The foundational question, and we can dance around it all we want, but we wouldn't even be talking about this if there weren't this foundational question: Given that we have decided, as progressives, to reject _normative homophobia_ and the moral and political positions that subordinate homosexuality, do/does the artist(s) in question cultivate that normative/political/moral subordination?

Given that foundational question, I would ask three additional questions in regard to particular artists deploying homophobic lyrics: Has there been any media/alternative media commentary about this? Is there a case to be made for irony or some other alternative interpretation? Is it consistent with the artists' other relevant lyrics?

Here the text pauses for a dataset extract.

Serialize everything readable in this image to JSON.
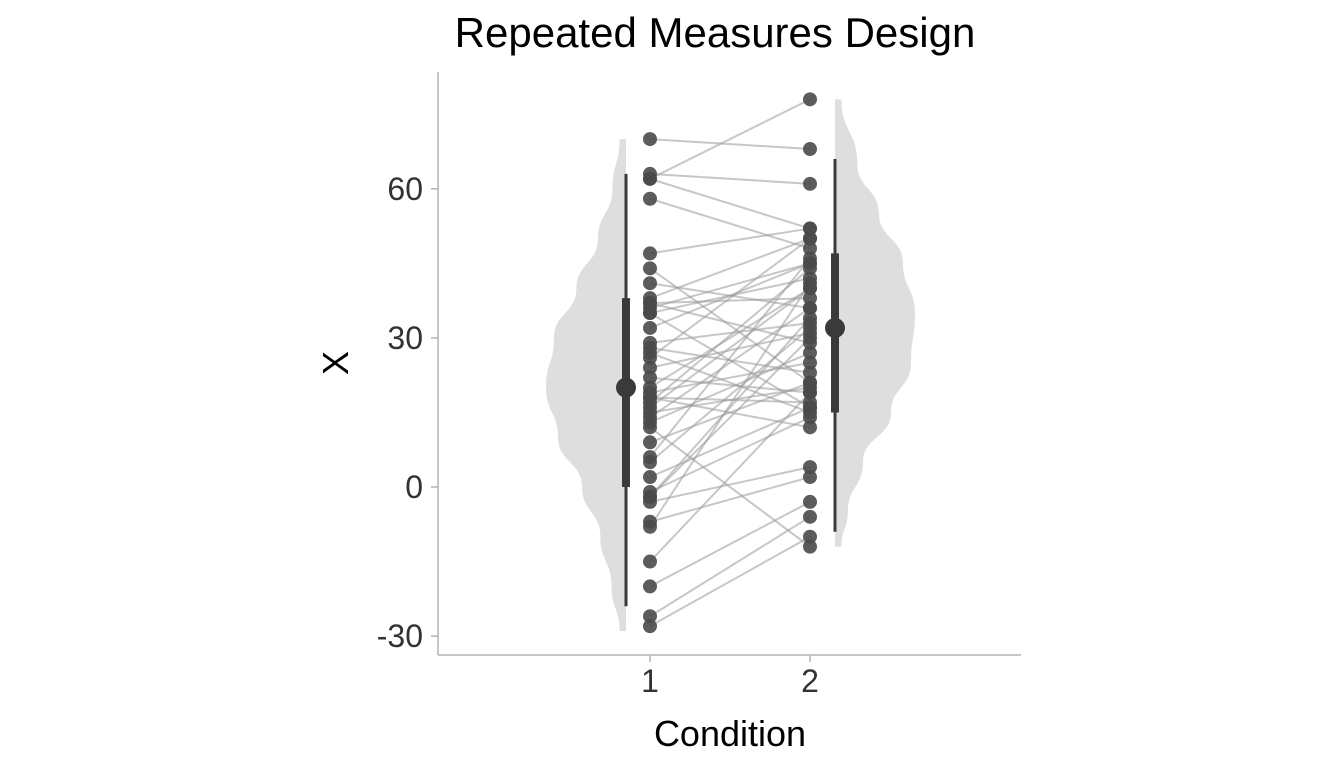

Finally, if an artist offers up a personal interpretation of their lyrics, we should in some sense privilege that interpretation, but as we know, it's not decisive; there is room to weigh the artist's intent with other considerations.

The answers generated by these questions won't always be definitive or final. Interpretation, as we know, doesn't have a final end point and some would perceive these questions as being too certainty-seeking. But as has been clear from the outset of this conversation, I am not demanding people stop listening to artists whose lyrics marginalize.




PS: I like Steve Greaves' review of IT here, because it both respects and questions.  Sometimes you'll go to those lengths when you recognize an artist's brilliance and are appalled by their ignorance. 

2 comments:

Anonymous said...

Looming life changes?

matt said...

In May I am resigning my position as Director of Forensics at the University of Wyoming. I am starting law school at UW in the fall. I also plan on stepping up on writing, podcasting and activism. Debate coaching in the U.S. is incredibly time-consuming (more than the lay person might ever think possible) and I want to take my skills and experiences into the real world to fight for social justice.

In about six weeks I am travelling to Duhok, in Iraqi Kurdistan, to teach debate for a week at a workshop sponsored by the Iraq Debate organization. This will sort of be my "last hurrah" as an international coach and scholar of argument. It will also inform a great deal of my writing, I am sure.